I have a table (status_moves) which logs each time a record changes status. It looks like this:
I need to write a query to determine what stage a a particular account_id was in on a particular date. For example,
For the question :"In what status was Account_id 400 on June 21, 2014?"
The Answer should be "C", as the most recent "new_value" prior to June 21 was "C".
How can I write a query to get the end result to look like this:
I believe I need to use max or min function but am unsure of where to start.
This is the format of the [db.stage_moves] table:
_date account_id old_value new_value
5/21/2014 400 B C
5/31/2014 400 C A
6/01/2014 300 C B
6/04/2014 400 A C
7/01/2014 300 B A
And this is how I would want to see the result to determine status on June 21, 2014:
_date account_id account_status_on_date
6/21/2014 400 C
I used the following to recreate your example:
CREATE VOLATILE TABLE vt_stage_moves
, NO FALLBACK
, NO JOURNAL
) PRIMARY INDEX (_date,account_id)
ON COMMIT PRESERVE ROWS;
insert into vt_stage_moves values('2014-05-21',400,'B','C');
insert into vt_stage_moves values('2014-05-31',400,'C','A');
insert into vt_stage_moves values('2014-06-01',300,'C','B');
insert into vt_stage_moves values('2014-06-04',400,'A','C');
insert into vt_stage_moves values('2014-07-01',300,'B','A');
I would personally feel most comfortable doing this with Ordered Analytic Functions.
SELECT '2014-06-21' AS _date,account_id,newValue AS account_status_on_date
FROM vt_stage_moves st
WHERE st._date <= '2014-06-21'
AND st.account_id = 400
QUALIFY ROW_NUMBER() OVER (ORDER BY st._date DESC) = 1;
Now... you'll note that I had to manually hard code the date... this query would work best by creating a macro for it, where you can just use variables.
The basic idea of the query is:
1. Pick all of the dates less than the specified date.
2. Pick the highest date out of the dates from (1).
ROW_NUMBER() simply assigns a number to the row based on the ORDER BY in the OVER clause. QUALIFY is the clause for filtering based on ordered analytic functions (much like you use the HAVING clause for aggregation functions). There are MANY other ways to use ordered analytic functions... this is just one use case.

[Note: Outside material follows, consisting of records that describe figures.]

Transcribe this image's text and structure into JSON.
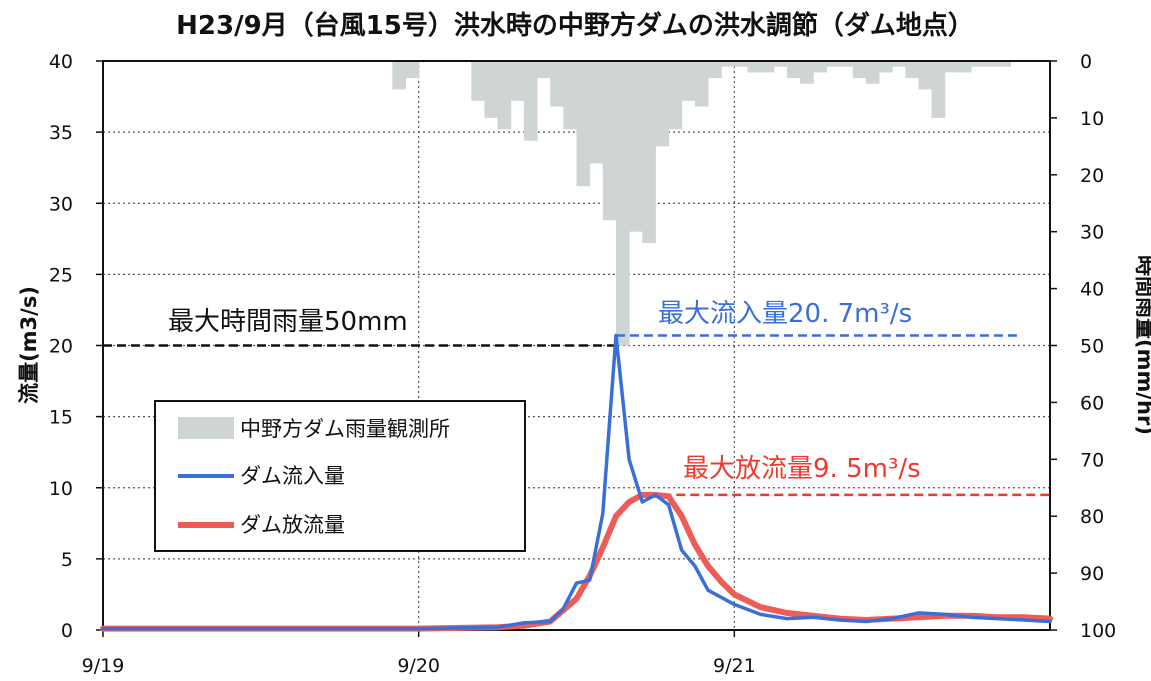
{
  "chart_data": {
    "type": "bar+line",
    "title": "H23/9月（台風15号）洪水時の中野方ダムの洪水調節（ダム地点）",
    "ylabel_left": "流量(m3/s)",
    "ylabel_right": "時間雨量(mm/hr)",
    "ylim_left": [
      0,
      40
    ],
    "ylim_right": [
      0,
      100
    ],
    "right_axis_inverted": true,
    "grid": true,
    "legend_placement": "lower-left",
    "y_ticks_left": [
      "0",
      "5",
      "10",
      "15",
      "20",
      "25",
      "30",
      "35",
      "40"
    ],
    "y_ticks_right": [
      "0",
      "10",
      "20",
      "30",
      "40",
      "50",
      "60",
      "70",
      "80",
      "90",
      "100"
    ],
    "x_tick_labels": [
      "9/19",
      "9/20",
      "9/21"
    ],
    "x_hours_range": [
      0,
      72
    ],
    "series": [
      {
        "name": "中野方ダム雨量観測所",
        "kind": "bar",
        "axis": "right",
        "color": "#cfd4d4",
        "hours": [
          22,
          23,
          28,
          29,
          30,
          31,
          32,
          33,
          34,
          35,
          36,
          37,
          38,
          39,
          40,
          41,
          42,
          43,
          44,
          45,
          46,
          47,
          48,
          49,
          50,
          51,
          52,
          53,
          54,
          55,
          56,
          57,
          58,
          59,
          60,
          61,
          62,
          63,
          64,
          65,
          66,
          67,
          68
        ],
        "values": [
          5,
          3,
          7,
          10,
          12,
          7,
          14,
          3,
          8,
          12,
          22,
          18,
          28,
          50,
          30,
          32,
          15,
          12,
          7,
          8,
          3,
          1,
          1,
          2,
          2,
          1,
          3,
          4,
          2,
          1,
          1,
          3,
          4,
          2,
          1,
          3,
          5,
          10,
          2,
          2,
          1,
          1,
          1
        ]
      },
      {
        "name": "ダム流入量",
        "kind": "line",
        "axis": "left",
        "color": "#3a6fd8",
        "x": [
          0,
          24,
          30,
          32,
          34,
          35,
          36,
          37,
          38,
          39,
          40,
          41,
          42,
          43,
          44,
          45,
          46,
          48,
          50,
          52,
          54,
          56,
          58,
          60,
          62,
          64,
          66,
          68,
          70,
          72
        ],
        "y": [
          0.1,
          0.1,
          0.2,
          0.5,
          0.6,
          1.5,
          3.3,
          3.5,
          8.2,
          20.7,
          12.0,
          9.0,
          9.5,
          8.8,
          5.6,
          4.5,
          2.8,
          1.8,
          1.1,
          0.8,
          0.9,
          0.7,
          0.6,
          0.8,
          1.2,
          1.1,
          0.9,
          0.8,
          0.7,
          0.6
        ]
      },
      {
        "name": "ダム放流量",
        "kind": "line",
        "axis": "left",
        "color": "#ee5c58",
        "x": [
          0,
          24,
          30,
          32,
          34,
          36,
          37,
          38,
          39,
          40,
          41,
          42,
          43,
          44,
          45,
          46,
          47,
          48,
          50,
          52,
          54,
          56,
          58,
          60,
          62,
          64,
          66,
          68,
          70,
          72
        ],
        "y": [
          0.1,
          0.1,
          0.2,
          0.3,
          0.6,
          2.2,
          3.8,
          5.8,
          8.0,
          9.0,
          9.5,
          9.5,
          9.4,
          8.0,
          6.0,
          4.5,
          3.4,
          2.5,
          1.6,
          1.2,
          1.0,
          0.8,
          0.7,
          0.8,
          0.9,
          1.0,
          1.0,
          0.9,
          0.9,
          0.8
        ]
      }
    ],
    "annotations": [
      {
        "text": "最大時間雨量50mm",
        "color": "#111111"
      },
      {
        "text": "最大流入量20. 7m³/s",
        "color": "#3a6fd8"
      },
      {
        "text": "最大放流量9. 5m³/s",
        "color": "#ee3a2c"
      }
    ]
  }
}
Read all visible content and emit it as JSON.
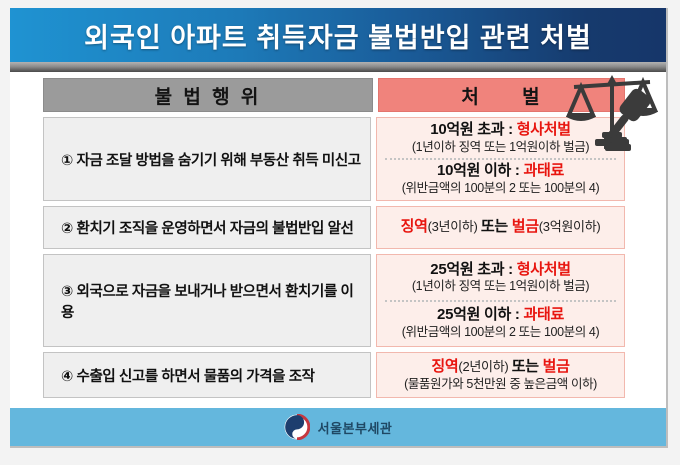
{
  "title": "외국인 아파트 취득자금 불법반입 관련 처벌",
  "table": {
    "col_headers": {
      "left": "불 법 행 위",
      "right": "처 벌"
    },
    "rows": [
      {
        "act": "① 자금 조달 방법을 숨기기 위해 부동산 취득 미신고",
        "blocks": [
          {
            "segments": [
              {
                "text": "10억원 초과 : ",
                "style": "bold"
              },
              {
                "text": "형사처벌",
                "style": "red"
              }
            ],
            "detail": "(1년이하 징역 또는 1억원이하 벌금)"
          },
          {
            "segments": [
              {
                "text": "10억원 이하 : ",
                "style": "bold"
              },
              {
                "text": "과태료",
                "style": "red"
              }
            ],
            "detail": "(위반금액의 100분의 2 또는 100분의 4)"
          }
        ]
      },
      {
        "act": "② 환치기 조직을 운영하면서 자금의 불법반입 알선",
        "blocks": [
          {
            "segments": [
              {
                "text": "징역",
                "style": "red"
              },
              {
                "text": "(3년이하) ",
                "style": "normal"
              },
              {
                "text": "또는 ",
                "style": "bold"
              },
              {
                "text": "벌금",
                "style": "red"
              },
              {
                "text": "(3억원이하)",
                "style": "normal"
              }
            ]
          }
        ]
      },
      {
        "act": "③ 외국으로 자금을 보내거나 받으면서 환치기를 이용",
        "blocks": [
          {
            "segments": [
              {
                "text": "25억원 초과 : ",
                "style": "bold"
              },
              {
                "text": "형사처벌",
                "style": "red"
              }
            ],
            "detail": "(1년이하 징역 또는 1억원이하 벌금)"
          },
          {
            "segments": [
              {
                "text": "25억원 이하 : ",
                "style": "bold"
              },
              {
                "text": "과태료",
                "style": "red"
              }
            ],
            "detail": "(위반금액의 100분의 2 또는 100분의 4)"
          }
        ]
      },
      {
        "act": "④ 수출입 신고를 하면서 물품의 가격을 조작",
        "blocks": [
          {
            "segments": [
              {
                "text": "징역",
                "style": "red"
              },
              {
                "text": "(2년이하) ",
                "style": "normal"
              },
              {
                "text": "또는 ",
                "style": "bold"
              },
              {
                "text": "벌금",
                "style": "red"
              }
            ],
            "detail": "(물품원가와 5천만원 중 높은금액 이하)"
          }
        ]
      }
    ]
  },
  "icons": {
    "scales": "scales-of-justice-icon",
    "gavel": "gavel-icon",
    "emblem": "korea-government-emblem-icon"
  },
  "footer": {
    "org": "서울본부세관"
  },
  "colors": {
    "banner_gradient_start": "#1f93d2",
    "banner_gradient_end": "#16366a",
    "header_left_bg": "#9b9b9b",
    "header_right_bg": "#f0837c",
    "act_cell_bg": "#efefef",
    "penalty_cell_bg": "#fdeeea",
    "penalty_cell_border": "#f2b8ae",
    "accent_red": "#e8150f",
    "footer_bg": "#64b7dd",
    "icon_color": "#3b3b3b"
  }
}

Thank you cmedved! This makes a ton of sense. I also agree with your logic regarding the macro.
Moreover, my bigger goal is to create a table which has all dates up to today, the account_id, and the stage on that day.
I'm going to combine the technique you've suggested in conjunction with a join I am doing to a dates table and will post my findings/results.
Appreciate your help!
Instead of a join you might use EXPAND on to create the missing dates, see
Thanks Dieter -
I am interested in using the EXPAND method but am not sure exactly how to apply this as the prior example seems to be focused on dates, and I am trying to populate the most recent value of a VARCHAR(255) field for 'account_status_on_date' .
Tried doing this but got nowhere so far as it gave me a "Expected something between the Select keyword and the 'Key' Keyword.
Any guidance on how I might change the query?
The error message tells exactly what's wrong:
KEY is a keyword, if there's actually a column named key in your table you must use double quotes: "key"
I don't get what you want to achieve, could you add some data and expected result?